Des violences sporadiques ont éclaté pour la troisième nuit consécutive, jeudi 23 février au soir, sur l'île de La Réunion, en perdant en intensité mais en s'étendant à plusieurs villes. "La situation est beaucoup plus calme que les nuits précédentes à Saint-Denis, Saint-Benoît et au Port", a précisé Benoît Huber, directeur de cabinet du préfet.
Des groupes de jeunes et les forces de l'ordre continuaient à s'affronter à distance – lancers de bouteilles incendiaires contre tirs de grandes lacrymogènes – dans le quartier du Chaudron à Saint-Denis, où des barrages de pierres et des poubelles en feu avaient été installés en début de soirée. Des incidents étaient également signalés dans d'autres communes de l'est et du sud de l'île, mais aucun pillage de bâtiment public ou privé n'était à déplorer.

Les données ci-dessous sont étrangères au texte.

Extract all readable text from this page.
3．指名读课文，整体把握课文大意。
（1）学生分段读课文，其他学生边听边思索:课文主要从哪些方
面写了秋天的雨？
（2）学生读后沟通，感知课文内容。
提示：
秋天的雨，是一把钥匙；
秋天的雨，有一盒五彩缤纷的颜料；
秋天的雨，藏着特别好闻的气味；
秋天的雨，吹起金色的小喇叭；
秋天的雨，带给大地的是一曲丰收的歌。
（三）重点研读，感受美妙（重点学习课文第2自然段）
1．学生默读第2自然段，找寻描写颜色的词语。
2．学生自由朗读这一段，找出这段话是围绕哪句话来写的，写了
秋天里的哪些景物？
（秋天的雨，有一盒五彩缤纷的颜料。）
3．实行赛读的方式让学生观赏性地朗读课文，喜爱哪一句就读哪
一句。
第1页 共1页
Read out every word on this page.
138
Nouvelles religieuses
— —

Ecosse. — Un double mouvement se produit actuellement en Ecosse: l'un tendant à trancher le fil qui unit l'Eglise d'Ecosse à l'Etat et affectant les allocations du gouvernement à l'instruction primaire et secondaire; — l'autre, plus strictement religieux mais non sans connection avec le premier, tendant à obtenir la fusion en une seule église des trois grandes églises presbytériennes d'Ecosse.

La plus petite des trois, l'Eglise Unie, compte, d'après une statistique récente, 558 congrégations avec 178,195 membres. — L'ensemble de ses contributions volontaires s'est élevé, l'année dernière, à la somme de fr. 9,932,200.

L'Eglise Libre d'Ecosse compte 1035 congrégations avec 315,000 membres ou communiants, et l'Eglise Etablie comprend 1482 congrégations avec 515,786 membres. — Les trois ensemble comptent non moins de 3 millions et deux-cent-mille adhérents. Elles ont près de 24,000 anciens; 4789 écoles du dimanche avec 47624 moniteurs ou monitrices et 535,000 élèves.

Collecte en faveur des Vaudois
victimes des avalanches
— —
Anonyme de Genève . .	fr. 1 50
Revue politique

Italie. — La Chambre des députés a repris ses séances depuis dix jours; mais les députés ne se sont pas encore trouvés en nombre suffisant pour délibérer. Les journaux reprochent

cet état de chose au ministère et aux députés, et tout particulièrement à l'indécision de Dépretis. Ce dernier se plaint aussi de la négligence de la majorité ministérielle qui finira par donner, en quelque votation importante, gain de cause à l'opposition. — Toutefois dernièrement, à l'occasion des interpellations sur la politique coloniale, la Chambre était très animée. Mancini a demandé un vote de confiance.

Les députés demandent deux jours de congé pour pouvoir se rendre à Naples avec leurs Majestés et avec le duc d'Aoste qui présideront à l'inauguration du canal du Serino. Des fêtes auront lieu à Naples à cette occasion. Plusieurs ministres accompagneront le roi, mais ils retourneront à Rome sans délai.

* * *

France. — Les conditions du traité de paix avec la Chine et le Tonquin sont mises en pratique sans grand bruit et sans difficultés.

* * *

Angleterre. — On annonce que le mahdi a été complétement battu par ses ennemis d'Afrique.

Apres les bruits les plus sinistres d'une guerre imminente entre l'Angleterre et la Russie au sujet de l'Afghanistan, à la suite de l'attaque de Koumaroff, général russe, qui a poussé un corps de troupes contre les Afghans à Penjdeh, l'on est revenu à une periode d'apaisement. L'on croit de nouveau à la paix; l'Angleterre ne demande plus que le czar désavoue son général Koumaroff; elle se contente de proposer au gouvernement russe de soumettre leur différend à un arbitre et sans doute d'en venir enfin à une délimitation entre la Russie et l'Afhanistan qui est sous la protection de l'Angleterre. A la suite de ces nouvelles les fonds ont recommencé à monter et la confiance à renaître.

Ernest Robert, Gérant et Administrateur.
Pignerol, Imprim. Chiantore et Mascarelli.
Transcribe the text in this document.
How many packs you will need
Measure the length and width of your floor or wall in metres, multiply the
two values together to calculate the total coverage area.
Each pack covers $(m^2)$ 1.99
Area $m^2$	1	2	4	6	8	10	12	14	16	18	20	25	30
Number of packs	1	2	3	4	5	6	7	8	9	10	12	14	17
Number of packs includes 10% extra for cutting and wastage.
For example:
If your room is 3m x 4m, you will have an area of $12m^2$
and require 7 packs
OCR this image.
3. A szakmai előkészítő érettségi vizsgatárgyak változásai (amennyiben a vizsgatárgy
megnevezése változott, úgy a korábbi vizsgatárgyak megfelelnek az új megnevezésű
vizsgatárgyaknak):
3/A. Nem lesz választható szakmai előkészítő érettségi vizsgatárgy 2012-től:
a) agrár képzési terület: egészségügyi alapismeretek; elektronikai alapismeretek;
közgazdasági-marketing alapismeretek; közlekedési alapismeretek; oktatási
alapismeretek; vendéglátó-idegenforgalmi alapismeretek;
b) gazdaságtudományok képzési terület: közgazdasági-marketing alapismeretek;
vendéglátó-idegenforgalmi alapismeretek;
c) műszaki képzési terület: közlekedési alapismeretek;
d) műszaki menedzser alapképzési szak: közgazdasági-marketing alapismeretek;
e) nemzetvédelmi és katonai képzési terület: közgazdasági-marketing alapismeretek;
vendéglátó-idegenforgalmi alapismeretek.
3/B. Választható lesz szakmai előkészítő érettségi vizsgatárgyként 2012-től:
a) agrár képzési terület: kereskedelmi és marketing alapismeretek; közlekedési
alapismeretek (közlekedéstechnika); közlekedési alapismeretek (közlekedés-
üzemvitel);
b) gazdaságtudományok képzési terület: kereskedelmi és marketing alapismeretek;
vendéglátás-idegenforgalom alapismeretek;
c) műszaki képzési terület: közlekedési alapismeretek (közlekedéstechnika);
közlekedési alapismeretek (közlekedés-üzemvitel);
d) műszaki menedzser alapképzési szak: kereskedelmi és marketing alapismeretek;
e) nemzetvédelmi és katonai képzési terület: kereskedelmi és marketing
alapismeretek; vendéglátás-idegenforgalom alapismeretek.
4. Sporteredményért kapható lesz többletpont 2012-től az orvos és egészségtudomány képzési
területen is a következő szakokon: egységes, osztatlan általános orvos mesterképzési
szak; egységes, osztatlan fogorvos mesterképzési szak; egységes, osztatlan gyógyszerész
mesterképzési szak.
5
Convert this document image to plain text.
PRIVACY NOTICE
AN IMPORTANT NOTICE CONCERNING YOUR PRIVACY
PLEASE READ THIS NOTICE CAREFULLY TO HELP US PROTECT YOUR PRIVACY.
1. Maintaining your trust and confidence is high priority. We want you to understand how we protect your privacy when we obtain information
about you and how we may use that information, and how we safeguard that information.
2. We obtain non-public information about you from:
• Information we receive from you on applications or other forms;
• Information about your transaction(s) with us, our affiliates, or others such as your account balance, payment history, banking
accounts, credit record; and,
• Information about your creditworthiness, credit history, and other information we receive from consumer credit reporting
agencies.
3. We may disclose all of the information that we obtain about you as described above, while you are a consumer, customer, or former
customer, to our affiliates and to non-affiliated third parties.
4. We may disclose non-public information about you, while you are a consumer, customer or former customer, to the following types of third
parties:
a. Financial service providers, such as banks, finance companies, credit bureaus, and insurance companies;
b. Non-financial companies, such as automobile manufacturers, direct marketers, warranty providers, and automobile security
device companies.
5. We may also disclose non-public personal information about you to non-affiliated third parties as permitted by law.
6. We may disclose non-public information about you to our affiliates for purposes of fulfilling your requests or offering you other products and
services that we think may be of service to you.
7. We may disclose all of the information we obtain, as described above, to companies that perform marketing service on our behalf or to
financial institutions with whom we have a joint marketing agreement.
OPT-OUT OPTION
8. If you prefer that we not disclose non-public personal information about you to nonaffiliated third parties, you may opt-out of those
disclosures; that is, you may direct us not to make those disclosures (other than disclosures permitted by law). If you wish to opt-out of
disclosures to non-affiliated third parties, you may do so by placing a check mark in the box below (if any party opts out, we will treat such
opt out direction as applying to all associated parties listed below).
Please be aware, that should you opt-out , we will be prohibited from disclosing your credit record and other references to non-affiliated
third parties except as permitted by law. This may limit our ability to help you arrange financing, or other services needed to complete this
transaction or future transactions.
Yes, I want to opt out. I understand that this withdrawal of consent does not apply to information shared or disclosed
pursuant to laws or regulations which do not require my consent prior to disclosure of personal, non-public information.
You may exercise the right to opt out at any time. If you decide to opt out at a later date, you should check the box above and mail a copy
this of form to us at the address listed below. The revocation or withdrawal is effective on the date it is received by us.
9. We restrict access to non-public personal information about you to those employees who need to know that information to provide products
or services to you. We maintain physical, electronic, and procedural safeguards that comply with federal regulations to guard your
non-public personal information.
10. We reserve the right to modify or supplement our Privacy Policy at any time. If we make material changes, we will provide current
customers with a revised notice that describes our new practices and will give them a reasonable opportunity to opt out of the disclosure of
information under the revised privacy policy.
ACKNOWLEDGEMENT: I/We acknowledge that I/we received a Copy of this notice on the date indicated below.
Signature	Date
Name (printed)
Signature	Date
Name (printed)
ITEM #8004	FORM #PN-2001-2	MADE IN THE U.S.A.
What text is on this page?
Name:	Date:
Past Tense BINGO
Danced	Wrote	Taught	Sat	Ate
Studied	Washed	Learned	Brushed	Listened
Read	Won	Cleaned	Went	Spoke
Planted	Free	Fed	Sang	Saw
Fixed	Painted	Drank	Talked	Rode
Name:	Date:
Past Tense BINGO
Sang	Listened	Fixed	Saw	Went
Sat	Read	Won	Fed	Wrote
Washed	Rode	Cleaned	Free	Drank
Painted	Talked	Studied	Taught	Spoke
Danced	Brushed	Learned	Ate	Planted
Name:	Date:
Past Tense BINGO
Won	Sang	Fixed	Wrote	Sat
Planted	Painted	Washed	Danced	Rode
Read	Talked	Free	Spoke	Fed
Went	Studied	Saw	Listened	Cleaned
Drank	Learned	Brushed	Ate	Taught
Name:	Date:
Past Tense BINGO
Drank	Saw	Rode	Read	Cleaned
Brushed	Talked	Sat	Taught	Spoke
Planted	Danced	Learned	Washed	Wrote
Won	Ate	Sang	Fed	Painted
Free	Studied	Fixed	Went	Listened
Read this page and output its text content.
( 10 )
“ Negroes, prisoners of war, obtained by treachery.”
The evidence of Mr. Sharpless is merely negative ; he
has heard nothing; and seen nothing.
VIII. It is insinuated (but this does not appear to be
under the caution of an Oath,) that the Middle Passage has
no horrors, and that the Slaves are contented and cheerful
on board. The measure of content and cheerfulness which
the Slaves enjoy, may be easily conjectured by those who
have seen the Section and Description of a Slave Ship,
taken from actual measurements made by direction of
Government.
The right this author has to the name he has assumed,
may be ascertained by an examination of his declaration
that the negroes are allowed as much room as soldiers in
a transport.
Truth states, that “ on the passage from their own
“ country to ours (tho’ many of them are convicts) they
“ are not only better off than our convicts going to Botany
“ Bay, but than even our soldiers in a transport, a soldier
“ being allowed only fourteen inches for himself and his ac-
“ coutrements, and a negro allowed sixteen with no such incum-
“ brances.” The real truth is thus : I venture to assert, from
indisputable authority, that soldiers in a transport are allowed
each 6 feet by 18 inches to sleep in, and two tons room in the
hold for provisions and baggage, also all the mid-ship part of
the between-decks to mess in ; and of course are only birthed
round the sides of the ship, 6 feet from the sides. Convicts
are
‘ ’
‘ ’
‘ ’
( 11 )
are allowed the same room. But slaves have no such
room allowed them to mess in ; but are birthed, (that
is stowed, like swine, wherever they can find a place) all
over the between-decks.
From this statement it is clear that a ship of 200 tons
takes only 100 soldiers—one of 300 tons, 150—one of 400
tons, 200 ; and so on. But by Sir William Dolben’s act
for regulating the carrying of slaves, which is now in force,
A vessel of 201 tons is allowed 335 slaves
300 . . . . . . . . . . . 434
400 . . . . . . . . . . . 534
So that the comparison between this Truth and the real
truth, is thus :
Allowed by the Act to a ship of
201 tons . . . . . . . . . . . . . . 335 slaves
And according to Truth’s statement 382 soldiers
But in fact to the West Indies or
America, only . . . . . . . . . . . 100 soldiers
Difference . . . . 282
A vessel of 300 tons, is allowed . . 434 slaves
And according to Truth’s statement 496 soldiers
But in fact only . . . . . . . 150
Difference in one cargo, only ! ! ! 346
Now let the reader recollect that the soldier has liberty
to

Partout le même scénario s'est produit : la nuit tombée, des groupes de 50 à 100 jeunes investissent le centre-ville, dégradent du mobilier urbain, enflamment des poubelles, provoquant l'intervention des forces de l'ordre qu'ils affrontent par des jets de pierres avant d'être dispersés par les grenades lacrymogènes. Pour la seule commune de Saint-Louis, 26 jeunes ont été interpellés, la grande majorité d'entre eux ayant à peine 16 ans, selon la préfecture.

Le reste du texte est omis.